Possiamo spiegare meglio questo aspetto?
«Nel fascicolo delle indagini sono state omesse delle dichiarazioni che chiudevano la partita subito.»
Che significa?
«Vengono utilizzate delle dichiarazioni molto fumose di alcuni collaboratori di giustizia, che io avevo combattuto quando loro erano boss. Quegli stessi boss che avevano partecipato al vertice del clan che decise la mia condanna a morte. Avendoli combattuti non era molto difficile cercare di chiedersi se lo facessero per vendetta.

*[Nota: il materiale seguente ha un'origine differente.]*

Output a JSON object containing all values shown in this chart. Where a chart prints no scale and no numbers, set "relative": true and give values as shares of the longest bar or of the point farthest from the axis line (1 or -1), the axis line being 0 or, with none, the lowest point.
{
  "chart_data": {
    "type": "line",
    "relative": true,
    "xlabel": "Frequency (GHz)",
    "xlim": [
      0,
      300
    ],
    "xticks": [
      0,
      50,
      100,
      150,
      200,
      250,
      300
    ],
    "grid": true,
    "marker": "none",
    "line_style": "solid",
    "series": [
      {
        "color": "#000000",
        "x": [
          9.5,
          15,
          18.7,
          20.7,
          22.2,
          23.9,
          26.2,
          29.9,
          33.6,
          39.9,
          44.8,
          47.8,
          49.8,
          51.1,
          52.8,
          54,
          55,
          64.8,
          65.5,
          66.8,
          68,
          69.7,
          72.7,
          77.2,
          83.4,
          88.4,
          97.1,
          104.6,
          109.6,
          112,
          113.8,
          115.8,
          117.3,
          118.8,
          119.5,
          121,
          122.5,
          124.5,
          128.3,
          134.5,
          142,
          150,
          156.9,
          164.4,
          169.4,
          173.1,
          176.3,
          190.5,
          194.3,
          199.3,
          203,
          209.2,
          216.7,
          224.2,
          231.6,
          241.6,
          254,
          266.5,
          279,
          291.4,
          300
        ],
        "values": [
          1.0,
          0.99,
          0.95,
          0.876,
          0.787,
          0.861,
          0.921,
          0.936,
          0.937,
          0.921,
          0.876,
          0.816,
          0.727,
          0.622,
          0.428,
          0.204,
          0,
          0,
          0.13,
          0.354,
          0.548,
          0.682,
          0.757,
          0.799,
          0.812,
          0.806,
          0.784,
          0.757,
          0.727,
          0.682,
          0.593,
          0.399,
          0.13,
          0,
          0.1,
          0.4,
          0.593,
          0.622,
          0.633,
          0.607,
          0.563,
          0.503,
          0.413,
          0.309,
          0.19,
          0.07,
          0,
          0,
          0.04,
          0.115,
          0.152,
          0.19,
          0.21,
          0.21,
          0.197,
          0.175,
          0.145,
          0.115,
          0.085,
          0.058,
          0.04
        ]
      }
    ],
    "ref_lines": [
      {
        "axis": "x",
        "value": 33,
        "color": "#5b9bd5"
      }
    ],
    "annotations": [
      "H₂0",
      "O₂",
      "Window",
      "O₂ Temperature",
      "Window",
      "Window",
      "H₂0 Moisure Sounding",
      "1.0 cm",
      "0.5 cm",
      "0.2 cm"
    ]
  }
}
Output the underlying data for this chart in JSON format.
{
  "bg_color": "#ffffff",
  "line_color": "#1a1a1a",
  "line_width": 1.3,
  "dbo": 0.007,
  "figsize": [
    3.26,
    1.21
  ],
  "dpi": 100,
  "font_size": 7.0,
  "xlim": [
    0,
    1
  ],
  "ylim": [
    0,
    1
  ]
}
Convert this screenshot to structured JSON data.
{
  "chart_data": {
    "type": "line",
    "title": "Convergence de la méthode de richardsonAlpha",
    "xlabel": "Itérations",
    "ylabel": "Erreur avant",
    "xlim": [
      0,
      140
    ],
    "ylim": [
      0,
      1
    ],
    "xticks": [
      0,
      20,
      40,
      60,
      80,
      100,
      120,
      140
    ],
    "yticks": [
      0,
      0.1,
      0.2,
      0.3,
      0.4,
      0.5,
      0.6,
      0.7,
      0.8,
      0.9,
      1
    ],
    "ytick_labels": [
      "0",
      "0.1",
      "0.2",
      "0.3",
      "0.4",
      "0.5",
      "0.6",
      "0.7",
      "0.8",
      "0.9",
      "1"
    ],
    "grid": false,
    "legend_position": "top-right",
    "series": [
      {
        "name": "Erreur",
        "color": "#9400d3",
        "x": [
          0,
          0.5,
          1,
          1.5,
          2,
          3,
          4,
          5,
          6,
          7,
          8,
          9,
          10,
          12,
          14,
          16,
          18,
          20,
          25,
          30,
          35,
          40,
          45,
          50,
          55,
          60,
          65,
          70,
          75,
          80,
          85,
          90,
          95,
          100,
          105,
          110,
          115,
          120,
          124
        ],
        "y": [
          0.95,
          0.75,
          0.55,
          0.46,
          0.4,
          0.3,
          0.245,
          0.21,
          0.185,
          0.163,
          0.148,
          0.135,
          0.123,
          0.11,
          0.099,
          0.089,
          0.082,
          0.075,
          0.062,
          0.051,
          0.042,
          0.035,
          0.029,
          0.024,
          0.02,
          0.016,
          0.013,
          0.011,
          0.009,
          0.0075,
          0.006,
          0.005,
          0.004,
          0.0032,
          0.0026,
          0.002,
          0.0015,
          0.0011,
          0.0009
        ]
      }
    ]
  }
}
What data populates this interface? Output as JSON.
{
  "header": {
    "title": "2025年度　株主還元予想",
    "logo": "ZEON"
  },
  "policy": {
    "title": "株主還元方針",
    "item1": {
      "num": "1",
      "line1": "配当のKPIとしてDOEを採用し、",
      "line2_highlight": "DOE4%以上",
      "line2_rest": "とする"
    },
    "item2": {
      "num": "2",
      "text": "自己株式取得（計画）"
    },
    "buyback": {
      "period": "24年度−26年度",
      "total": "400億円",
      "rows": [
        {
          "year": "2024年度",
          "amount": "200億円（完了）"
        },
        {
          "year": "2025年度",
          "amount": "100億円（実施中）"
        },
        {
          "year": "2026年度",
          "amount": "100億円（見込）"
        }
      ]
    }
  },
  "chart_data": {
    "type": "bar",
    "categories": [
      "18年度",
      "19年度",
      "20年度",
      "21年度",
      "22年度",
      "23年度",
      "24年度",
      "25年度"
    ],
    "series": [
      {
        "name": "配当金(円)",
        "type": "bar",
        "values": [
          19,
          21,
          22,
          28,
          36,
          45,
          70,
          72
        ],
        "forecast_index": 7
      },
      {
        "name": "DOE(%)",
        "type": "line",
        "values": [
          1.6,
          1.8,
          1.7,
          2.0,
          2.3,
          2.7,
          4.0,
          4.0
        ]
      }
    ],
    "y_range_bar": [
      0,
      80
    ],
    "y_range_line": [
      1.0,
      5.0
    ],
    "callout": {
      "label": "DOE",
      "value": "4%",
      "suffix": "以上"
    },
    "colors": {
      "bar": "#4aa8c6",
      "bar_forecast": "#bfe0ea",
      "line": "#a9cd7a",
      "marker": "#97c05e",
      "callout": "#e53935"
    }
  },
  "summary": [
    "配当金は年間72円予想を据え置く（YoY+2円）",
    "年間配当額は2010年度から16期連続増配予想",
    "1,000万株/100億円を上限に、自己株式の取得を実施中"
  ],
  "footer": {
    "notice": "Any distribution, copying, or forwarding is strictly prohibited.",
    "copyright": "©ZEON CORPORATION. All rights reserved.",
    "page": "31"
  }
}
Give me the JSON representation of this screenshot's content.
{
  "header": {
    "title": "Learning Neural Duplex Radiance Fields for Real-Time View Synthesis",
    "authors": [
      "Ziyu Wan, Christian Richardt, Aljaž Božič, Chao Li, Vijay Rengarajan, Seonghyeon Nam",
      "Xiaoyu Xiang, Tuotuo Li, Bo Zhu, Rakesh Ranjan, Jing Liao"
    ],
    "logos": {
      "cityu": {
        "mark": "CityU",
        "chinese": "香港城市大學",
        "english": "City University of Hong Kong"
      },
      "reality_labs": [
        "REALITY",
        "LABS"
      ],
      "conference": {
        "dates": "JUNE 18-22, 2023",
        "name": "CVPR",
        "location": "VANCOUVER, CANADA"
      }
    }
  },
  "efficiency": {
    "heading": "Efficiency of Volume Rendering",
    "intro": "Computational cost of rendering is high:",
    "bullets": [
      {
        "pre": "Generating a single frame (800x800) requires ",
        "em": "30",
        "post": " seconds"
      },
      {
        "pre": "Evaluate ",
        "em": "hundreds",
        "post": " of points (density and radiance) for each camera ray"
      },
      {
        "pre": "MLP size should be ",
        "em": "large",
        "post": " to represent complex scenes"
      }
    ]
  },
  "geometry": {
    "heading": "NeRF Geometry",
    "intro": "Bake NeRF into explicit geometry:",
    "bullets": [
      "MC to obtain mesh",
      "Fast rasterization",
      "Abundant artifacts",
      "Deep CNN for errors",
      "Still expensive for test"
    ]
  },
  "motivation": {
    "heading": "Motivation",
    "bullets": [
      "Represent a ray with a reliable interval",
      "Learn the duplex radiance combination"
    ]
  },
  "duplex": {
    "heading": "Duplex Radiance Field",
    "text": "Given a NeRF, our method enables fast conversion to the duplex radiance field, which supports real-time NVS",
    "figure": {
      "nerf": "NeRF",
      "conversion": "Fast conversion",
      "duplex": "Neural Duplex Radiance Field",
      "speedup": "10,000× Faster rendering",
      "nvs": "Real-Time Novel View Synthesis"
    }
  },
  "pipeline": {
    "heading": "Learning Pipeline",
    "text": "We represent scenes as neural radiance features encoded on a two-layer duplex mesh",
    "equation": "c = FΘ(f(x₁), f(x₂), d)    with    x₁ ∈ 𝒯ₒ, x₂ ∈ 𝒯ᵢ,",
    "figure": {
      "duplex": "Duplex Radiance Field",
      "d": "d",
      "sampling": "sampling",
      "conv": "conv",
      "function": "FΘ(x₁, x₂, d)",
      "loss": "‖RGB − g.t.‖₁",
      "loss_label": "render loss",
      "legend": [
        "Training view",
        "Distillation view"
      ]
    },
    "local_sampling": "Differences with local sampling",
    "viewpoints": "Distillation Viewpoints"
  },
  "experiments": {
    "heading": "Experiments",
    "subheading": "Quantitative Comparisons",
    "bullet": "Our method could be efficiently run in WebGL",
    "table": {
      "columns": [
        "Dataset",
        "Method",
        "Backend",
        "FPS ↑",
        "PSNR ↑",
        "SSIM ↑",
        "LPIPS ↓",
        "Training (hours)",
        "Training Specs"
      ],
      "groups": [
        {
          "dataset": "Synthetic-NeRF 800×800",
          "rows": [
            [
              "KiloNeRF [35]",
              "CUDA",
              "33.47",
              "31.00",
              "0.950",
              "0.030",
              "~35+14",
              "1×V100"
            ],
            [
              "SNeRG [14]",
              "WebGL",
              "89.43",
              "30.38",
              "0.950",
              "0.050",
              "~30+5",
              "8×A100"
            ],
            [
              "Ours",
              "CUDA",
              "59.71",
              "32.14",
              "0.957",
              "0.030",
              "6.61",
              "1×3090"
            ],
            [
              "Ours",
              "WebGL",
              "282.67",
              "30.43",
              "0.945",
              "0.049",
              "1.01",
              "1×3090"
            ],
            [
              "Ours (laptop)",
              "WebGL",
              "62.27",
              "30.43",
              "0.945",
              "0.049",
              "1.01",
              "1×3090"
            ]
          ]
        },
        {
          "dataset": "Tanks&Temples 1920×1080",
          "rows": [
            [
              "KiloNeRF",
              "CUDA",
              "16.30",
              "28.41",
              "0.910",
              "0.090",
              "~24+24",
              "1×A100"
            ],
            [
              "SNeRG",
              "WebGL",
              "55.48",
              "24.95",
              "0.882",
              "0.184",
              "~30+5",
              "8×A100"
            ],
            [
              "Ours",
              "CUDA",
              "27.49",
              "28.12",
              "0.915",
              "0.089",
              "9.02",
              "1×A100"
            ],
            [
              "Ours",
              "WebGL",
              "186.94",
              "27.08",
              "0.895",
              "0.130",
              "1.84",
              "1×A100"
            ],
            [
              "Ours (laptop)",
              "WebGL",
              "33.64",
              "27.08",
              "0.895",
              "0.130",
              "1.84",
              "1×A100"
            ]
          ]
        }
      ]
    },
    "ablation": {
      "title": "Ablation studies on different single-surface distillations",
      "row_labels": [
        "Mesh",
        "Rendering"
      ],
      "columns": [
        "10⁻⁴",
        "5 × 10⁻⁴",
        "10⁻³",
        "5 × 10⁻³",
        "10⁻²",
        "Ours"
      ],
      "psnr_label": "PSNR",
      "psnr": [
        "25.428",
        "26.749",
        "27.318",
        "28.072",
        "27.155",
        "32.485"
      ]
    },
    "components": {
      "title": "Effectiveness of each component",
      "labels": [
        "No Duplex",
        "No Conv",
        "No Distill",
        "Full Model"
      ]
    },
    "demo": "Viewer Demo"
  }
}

Ma erano dichiarazioni fumose, come ha avuto a dichiarare sulla stampa, una settimana dopo l’avviso di garanzia, il PM che indagava su questi personaggi.»
Cosa dichiarò questo magistrato?
«Che questi collaboratori di giustizia non avevano detto nulla su Lorenzo Diana.»
E cosa succede?
«Successivamente abbiamo scoperto, io e il mio avvocato, che uno dei collaboratori che veniva citato nelle indagini, il braccio destro di Michele Zagaria, l’ultimo più potente capo del clan dei casalesi, interrogato dal pubblico ministero Maurizio Giordano, nel carcere di Carinola, ebbe a dichiarare quali fossero i politici amici del clan, ovviamente non riguardava me, ma quando il PM incalza il collaboratore e chiede se avessero qualche politico nemico, il collaboratore cita solo il mio nome.»
Cosa dice il “pentito”?
«Che Lorenzo Diana era inavvicinabile ed era sempre in guerra contro il clan. Questa dichiarazione, che è stata fatta contestualmente alle indagini svolte sul mio conto, perché non è stata inserita dentro il fascicolo?»
Chi è il responsabile di questa “omissione”?
«Penso che la polizia giudiziaria, quella che ha svolto le indagini, sia stata molto frettolosa. E mi sono posto qualche interrogativo.»
A quale conclusione è arrivato?
«Ho avuto un rapporto storico di collaborazione con le forze di polizia, con l’Arma dei carabinieri, con i magistrati. Alla fine penso che ci sia qualche elemento che desta inquietudine. Vedo una specie di deriva autoritaria in alcuni pezzi di forze di polizia, che stimo molto. Che ho visto essere molto capaci e al servizio dello Stato. Ma ci sono dei pezzi, anche purtroppo della magistratura, che si ritengono essi stessi la legge.»
Quindi, per capire bene, c’è stata una manina che ha sottratto delle prove?
«Non penso che ci sia stata una manina o un disegno. Penso, invece, che questa concezione autoritaria di ritenersi essi stessi la legge e tutto il resto della società, della politica, delle Istituzioni e, anche, dell’associazionismo antimafia non valga nulla, che abbia sempre connivenze, rapporti di collusione. Questo pregiudizio culturale porta a fare degli errori micidiali. Non penso ad un complotto, ma questo pregiudizio porta a fare passi frettolosi che vanno a confermare che la società è corrotta e persa, che la politica è tutta compromessa, che nelle Istituzioni e, anche, nel mondo antimafia quando qualcuno fa qualcosa lo fa sempre per altri reconditi motivi. La mia vicenda ha avuto grande clamore.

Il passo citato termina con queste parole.